Q. You lost your mum Mandy to cancer when she was just 51. How have you and the family coped with that devastating loss?

A. My mum passed away on April 23, 2014. It was breast cancer that spread to her liver and she was probably suffering for a year and a half from the diagnosis. She was very young, and I can remember her being in the Northern Ireland Hospice at Whiteabbey Hospital, which was close to my house. I looked around and saw elderly people and it was hard being there with my mum who was much younger. The doctors found it had spread and from that point it was serious. My mum stayed positive but, looking back, I think she could have hidden how bad it was. She didn't want myself or Reece worrying. I knew she had a serious illness but I always hoped she would get better until a week before her death when it hit home. The doctor told me, 'Your mum's not going to live much longer' and that was a week before she passed away. Even though I knew she was going to die, when she took that last breath you're still in shock.

Q. How were your emotions then and how have they changed over time?

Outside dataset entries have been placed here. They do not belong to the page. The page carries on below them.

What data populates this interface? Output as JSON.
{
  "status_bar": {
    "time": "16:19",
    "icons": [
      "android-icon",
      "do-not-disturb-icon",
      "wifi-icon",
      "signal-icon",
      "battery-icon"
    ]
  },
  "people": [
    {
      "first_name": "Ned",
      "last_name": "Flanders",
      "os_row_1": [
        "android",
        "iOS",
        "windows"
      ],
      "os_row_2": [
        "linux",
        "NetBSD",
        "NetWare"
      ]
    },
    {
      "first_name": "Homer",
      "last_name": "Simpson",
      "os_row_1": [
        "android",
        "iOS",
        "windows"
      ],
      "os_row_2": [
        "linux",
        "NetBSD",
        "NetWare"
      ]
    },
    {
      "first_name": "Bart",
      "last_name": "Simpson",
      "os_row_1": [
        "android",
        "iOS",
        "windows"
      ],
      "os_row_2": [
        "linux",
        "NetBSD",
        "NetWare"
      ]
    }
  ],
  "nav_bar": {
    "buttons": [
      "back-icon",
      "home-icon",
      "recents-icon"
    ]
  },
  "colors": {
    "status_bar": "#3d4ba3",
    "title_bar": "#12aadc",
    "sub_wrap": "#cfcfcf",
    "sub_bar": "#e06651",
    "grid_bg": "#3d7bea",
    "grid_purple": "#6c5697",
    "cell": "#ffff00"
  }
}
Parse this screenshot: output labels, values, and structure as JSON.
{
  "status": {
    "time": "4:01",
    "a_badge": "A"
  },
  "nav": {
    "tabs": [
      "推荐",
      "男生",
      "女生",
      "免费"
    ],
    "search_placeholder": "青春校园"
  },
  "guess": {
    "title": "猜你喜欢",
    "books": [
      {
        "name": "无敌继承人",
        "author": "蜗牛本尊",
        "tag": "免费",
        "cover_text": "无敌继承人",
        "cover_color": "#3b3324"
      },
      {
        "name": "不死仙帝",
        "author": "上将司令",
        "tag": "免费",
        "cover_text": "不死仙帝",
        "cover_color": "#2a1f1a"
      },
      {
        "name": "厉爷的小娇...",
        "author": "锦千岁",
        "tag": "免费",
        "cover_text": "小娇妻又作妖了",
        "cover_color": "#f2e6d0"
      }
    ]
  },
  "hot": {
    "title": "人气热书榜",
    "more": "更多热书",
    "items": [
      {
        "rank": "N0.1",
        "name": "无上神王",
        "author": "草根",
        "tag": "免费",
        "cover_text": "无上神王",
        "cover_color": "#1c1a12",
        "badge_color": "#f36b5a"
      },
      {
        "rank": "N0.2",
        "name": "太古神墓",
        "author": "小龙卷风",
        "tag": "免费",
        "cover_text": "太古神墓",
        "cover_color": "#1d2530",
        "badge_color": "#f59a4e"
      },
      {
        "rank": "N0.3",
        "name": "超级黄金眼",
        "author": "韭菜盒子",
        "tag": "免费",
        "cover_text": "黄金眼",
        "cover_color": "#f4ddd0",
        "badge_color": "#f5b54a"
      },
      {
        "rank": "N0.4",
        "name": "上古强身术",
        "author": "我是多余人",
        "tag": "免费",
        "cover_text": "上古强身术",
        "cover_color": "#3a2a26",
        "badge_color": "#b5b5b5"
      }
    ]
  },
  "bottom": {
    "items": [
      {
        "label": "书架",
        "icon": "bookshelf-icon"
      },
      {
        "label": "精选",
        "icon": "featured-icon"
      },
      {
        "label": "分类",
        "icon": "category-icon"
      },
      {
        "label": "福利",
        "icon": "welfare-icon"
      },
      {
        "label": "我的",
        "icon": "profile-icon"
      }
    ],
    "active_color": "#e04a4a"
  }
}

A. I looked up to my mum massively, no matter how poorly I played she was there to pick me up. Like my dad, she was very honest and I could talk to her about anything. I remember talking to her when she was in the Hospice about things, and dealing with her death has got harder as time has gone on. At the time, our house was full of people offering support, and you appreciate that, but when that dies away you have to deal with it. I've got to be mentally strong. I've had friends who have turned to God, like Ards player Nathan Hanley who lost his father to cancer, and their faith has given them peace of mind. That's not for me, but I would never disrespect anyone who feels that way. I will deal with things myself and I probably get that from my mum. One thing I struggled with is people shouting at me during games and I'm thinking, 'He doesn't know what I'm going through'.

Q. People say it gets easier to deal with the loss of a loved one over time, but are you saying you feel differently?

A. I've found it harder as time has gone on and you come to points in your life when you can't ask your mum for advice. My mum never got to meet my fiancée Sophie or her son Oliver, and that will always hurt me. Myself and Reece are always trying to make her proud. It's not so much a bereavement thing now, it's knowing she is happy for us. My mum was just so young and I was 20 when it happened. You just can't work out how it can happen.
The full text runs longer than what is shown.